Nosso Cantinho O IMPACTO – 23.06.2012
Uma história contada pela vida
Maurinho Adorno
"Vou retornar" e "estou livrando a escola", foram as últimas frases proferidas por um dos bons amigos que conquistei na vida, o piloto José Antonio Moreno, comandante do avião Fokker-100, da TAM, que caiu na capital, logo após a decolagem e vitimou 102 pessoas naquela manhã fatídica de 31 de outubro de 1996. Gente simples, mas de caráter. Era neto do fazendeiro Pedro Antonio Moreno, um homem que vivia para sua família, agasalhando a todos sob suas asas amorosas. Pedro era casado com uma grande mulher, Angelina Bernardi, sua companheira e conselheira. Morava na fazenda “Paiol de Telhas”, onde criou os filhos e acompanhou ativamente a vida de seus netos. Sempre que uma aeronave cruzava os céus da fazenda José Antonio dizia: “vovô, eu quero ser piloto” e ele, Pedro, ficava orgulhoso. Anos após, viu seu neto tirar o brevê, passar por pequenas companhias aéreas até chegar à TAM.
Pedro Moreno era simples e só teve oportunidade de estudar os 4 anos de curso primário. Continuar os estudos era só na cidade e ele tinha sua roça para cuidar, pois era dela que tirava o sustento. Mas, para suprir sua carência escolar, ele era assíduo ouvinte dos programas de rádio e na década de 60 também de televisão. Discutia nas rodinhas qualquer assunto. Líder no meio rural teve participação, por décadas, nas diretorias da extinta Cooperativa de Eletrificação Rural e do Sindicato Rural. Era assíduo às reuniões. Esse homem que fazia amigos com facilidade, por insistência desses amigos ruralistas, candidatou-se e conquistou uma das cadeiras do legislativo mogimiriano, desempenhando papel importante para os rurícolas. Mais tarde, seria candidato a vice-prefeito na chapa encabeçada pelo também vereador Antonio Carlos Guarnieri, o Toca.
Pedro Moreno tinha preocupação com as futuras gerações, tanto é que construiu uma escolinha na propriedade, abrindo a porta para as crianças de sítios e fazendas vizinhos. Muitas professoras se alimentavam em sua casa, um local aberto aos amigos a qualquer hora. Tonico e Tinoco constantemente pernoitavam na fazenda “Paiol de Telhas”. Eram amigos de Pedro e de seus filhos José e João, os componentes da dupla “Mogiano e Mogianinho”. Sempre presentes também Milionário e Zé Rico. Eu era frequentador assíduo. Há 32 anos, sem dinheiro para viajar em período de férias, passei 20 dias no convívio dessa marcante família mogimiriana. Durante o dia, pescaria pelos córregos e tanques da região. Em uma delas, o alvo eram as traíras. Seu Pedro fazia barulho na água e eu, marinheiro de primeira viagem, chamei-lhe a atenção. Ele gargalhou ao perceber minha ignorância. Traíra gosta de barulho.
Pedro Moreno não poderia viver para presenciar os golpes que a vida deu em sua família, especialmente em seu filho mais velho, o Mogiano.
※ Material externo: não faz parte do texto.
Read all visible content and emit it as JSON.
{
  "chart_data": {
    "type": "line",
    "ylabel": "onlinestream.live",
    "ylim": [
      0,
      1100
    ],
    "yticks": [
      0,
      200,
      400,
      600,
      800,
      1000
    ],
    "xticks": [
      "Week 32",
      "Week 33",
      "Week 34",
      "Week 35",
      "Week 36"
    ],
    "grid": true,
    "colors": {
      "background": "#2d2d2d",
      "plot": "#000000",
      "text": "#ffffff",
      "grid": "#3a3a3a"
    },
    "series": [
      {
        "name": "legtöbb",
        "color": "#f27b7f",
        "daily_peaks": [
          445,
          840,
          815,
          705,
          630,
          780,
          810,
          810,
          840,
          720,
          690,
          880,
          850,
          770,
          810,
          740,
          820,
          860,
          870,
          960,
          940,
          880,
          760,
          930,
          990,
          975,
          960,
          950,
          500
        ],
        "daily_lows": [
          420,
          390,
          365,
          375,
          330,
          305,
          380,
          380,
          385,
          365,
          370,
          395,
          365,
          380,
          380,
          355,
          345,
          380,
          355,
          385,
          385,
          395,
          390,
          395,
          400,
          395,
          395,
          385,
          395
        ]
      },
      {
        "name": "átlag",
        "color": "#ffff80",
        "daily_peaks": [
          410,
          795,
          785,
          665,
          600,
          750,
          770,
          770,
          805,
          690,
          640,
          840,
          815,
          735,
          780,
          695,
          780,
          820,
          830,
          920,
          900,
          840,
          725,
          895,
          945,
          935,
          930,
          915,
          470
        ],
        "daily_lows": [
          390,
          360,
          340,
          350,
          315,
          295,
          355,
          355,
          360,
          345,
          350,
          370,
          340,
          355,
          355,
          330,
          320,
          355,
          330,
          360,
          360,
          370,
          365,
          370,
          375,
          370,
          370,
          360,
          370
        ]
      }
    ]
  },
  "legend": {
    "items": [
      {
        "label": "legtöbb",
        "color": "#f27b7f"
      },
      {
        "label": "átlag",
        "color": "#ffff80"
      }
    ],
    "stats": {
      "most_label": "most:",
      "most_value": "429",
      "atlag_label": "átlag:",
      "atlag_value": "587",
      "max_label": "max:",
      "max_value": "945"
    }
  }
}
Pedro morreu em 94, mas deixou sua esposa Angelina encarregada de suportar o pesado fardo de perder familiares. Em 1996, em menos de dois meses morreram o João Luiz e o José Antonio, este o comandante do Fokker-100 da TAM, ambos filhos de Mogiano. Três anos após, com a família estabilizada, a matriarca da família, Angelina, despediu-se de seus familiares e amigos, e foi morar com seus entes queridos no chamado Reino de Deus.
Em um dia de minhas férias, José Antonio chegou de São Paulo para passar o final de semana com os familiares. Teve uma folga prolongada pelos bons serviços que prestava à empresa de seu amigo, o comandante Rolim Amaro, da TAM. Não o poupei, conversamos algumas horas sobre a segurança de uma aeronave e ele pacientemente me explicava, defendendo que o avião era o meio de transporte de menor risco de acidentes. Pedro Moreno ao lado, olhos arregalados, admirando “a aula” que seu neto me proporcionava. O destino quis que uma peça chamada “reverso” deixasse de funcionar e a aeronave de José Antonio fosse ao solo. Bem que Pedro Moreno não estava vivo, pois com certeza morreria nesse dia. Mas, antes exultaria com orgulho seu neto que, vendo a morte à sua frente, com frieza desviou o avião de um prédio seu conhecido; antes, ligou para a torre de comando e disse sua última frase: "estou livrando a escola".
Mauro de Campos Adorno Filho é jornalista,
e ex-diretor dos jornais O Impacto e Gazeta Guaçuana.